Insurers and third-party suppliers discuss the pros and cons of outsourcing the claims handling function
The debate about keeping claims in-house or outsourcing to a third party provider is one that has rumbled on for many years. With strong arguments on both sides of the equation it is also one that appears to have no clear answer.
The Innovation Group motor managing director Chris Ashworth told GR’s sister title Insurance Times that outsourcing offers a variety of different benefits depending on the size of the insurer.
“For smaller insurers it enables fast entry to market, scale, buying power and allows firms to focus on the selling of their policies and the building of their brand,” he says. “The probabilities are that you need to sell a good 10,000 policies before you need more than one person in the claims department. So, in terms of operating costs, the barriers to entry, in terms of the number of offices and people needed to start with, become close to zero.

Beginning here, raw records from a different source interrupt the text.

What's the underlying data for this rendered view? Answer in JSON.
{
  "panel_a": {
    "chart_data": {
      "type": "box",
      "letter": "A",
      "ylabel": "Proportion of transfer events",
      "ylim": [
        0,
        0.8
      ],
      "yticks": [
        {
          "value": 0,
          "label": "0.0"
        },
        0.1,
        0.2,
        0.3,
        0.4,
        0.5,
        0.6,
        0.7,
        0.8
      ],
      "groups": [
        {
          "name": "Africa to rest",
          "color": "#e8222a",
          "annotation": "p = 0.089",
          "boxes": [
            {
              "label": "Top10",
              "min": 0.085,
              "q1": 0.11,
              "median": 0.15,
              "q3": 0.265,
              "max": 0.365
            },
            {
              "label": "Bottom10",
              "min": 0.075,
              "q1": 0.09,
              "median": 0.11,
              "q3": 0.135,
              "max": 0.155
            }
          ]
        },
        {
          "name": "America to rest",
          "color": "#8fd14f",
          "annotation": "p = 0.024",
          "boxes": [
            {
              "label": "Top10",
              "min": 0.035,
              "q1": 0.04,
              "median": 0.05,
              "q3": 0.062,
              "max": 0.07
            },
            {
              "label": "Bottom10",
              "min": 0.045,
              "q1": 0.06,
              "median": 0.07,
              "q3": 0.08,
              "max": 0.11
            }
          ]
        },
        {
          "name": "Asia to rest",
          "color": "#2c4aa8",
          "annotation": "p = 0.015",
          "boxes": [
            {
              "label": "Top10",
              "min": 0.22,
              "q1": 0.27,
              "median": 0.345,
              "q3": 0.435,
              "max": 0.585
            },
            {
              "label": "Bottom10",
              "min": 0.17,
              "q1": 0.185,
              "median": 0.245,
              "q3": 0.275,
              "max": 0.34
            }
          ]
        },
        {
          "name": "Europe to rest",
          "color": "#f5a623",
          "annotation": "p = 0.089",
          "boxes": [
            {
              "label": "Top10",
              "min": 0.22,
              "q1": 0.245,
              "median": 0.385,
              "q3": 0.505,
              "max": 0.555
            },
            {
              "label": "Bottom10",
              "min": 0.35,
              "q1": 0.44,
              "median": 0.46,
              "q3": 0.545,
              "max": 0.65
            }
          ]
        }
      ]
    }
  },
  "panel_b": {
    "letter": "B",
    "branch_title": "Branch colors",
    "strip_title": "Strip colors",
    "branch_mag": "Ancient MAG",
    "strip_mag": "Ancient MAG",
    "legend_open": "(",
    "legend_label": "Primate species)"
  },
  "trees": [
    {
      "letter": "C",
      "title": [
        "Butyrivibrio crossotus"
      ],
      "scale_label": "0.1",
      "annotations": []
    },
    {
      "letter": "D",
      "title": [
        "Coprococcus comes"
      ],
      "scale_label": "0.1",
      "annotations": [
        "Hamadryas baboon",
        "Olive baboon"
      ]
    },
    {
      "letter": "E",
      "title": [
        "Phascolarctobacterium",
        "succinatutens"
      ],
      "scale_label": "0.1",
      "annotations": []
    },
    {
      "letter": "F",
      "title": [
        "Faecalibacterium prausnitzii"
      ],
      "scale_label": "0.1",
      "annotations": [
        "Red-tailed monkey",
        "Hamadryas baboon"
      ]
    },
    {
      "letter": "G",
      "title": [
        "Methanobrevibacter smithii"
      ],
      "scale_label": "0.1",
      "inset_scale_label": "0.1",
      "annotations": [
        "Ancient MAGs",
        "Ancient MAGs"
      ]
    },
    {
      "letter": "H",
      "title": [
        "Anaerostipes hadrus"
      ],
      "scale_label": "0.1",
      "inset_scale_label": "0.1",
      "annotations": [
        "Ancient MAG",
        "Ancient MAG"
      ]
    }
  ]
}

“For mid-tier and larger insurers the scale argument diminishes, but not entirely. It is then about agility, capacity and the challenges of legacy systems. Fluctuating volumes in the market means it is very tough for an internal claims director to plan capacity, both internally and externally with suppliers.”
However,UK insurer LV= claims director Martin Milliner says that during times of high claims volumes, insurers with in-house claims teams are able to redistribute resources to the relevant departments to deal with demand.
Milliner argues that outsourced claims functions do not have this flexibility as they have to deal with a surge in claims from various different insurers, and as such customer service diminishes.
“Someone will suffer and usually that’s the customer,” he says.
Milliner also says that the decision to outsource is often taken because of short-term objectives on cutting costs but that over the longer-term, the costs of in-house operations are much easier to control.
“People look at how to reduce operating expensive and sometimes in the short-term it seems attractive to shift to an outsourcing provider,” he says. “Control of the claims indemnity spend is key to us. It is far more difficult to control that spend using a third party provider.”
He says that while outsourcing may bring initial cost savings, it does have its drawbacks.
“The downside of outsourcing is inefficiencies of hand-off and hand-back of customers, auditing the provider and managing the management information,” he says. “If it’s a customer facing role you do also get disruption around the customer journey. If people pay an insurance premium they expect you to own that policy and not outsource it. They want to speak to someone at LV=.”
Benefits of outsourcing
Providing the counter-argument to this point is Rob Terry, founder and executive chairman of outsourcing specialist Quindell. He says that wholly outsourced claims functions reduce the number of contact points with a customer and makes the whole process more efficient.
“What could be more frustrating than a major UK insurer using several supply chain partners - one for hire, one for repair, one for legal, one for medical, one for rehab - and having six different people phone up the same customer asking them for the same details,” he says. “Is it any wonder that the industry only achieves 50% conversion of claims into service when the customer’s getting more and more frustrated having to deal with different parties? We’re able to offer one case handler that owns the claim for every detail.”
But Hiscox UK and Europe claims director Bob Thaker says that some insurers just take advantage of outsourcing to pass responsibility on to a third party.
“It would be very easy to simply look at it to say that you’ve outsourced something, it’s with that outsourcer and we’re not worried about it,” Thaker says. “But we have to take that responsibility and the mentality of it is still our customer and our claim, and ensure that whoever is dealing with that issue is doing it in the same manner with the same philosophy and abiding by the same standards, whether they are an employee of Hiscox or one of our partners.”
But third party claims providers say that when outsourcing is done properly, the insurer still maintains control over the process and customer service levels remain high.
Quindell’s Terrry says: “[Keeping claims in-house] means they have influence and control over the process but so do our insurer clients with us. All of our clients have an influence with the quality of process that we run. They all audit us on a monthly basis and they review that process.”
So with different business models and changing market forces this debate will continue to take place in insurer boardrooms.
The decision makers will just have to work out what is best for them.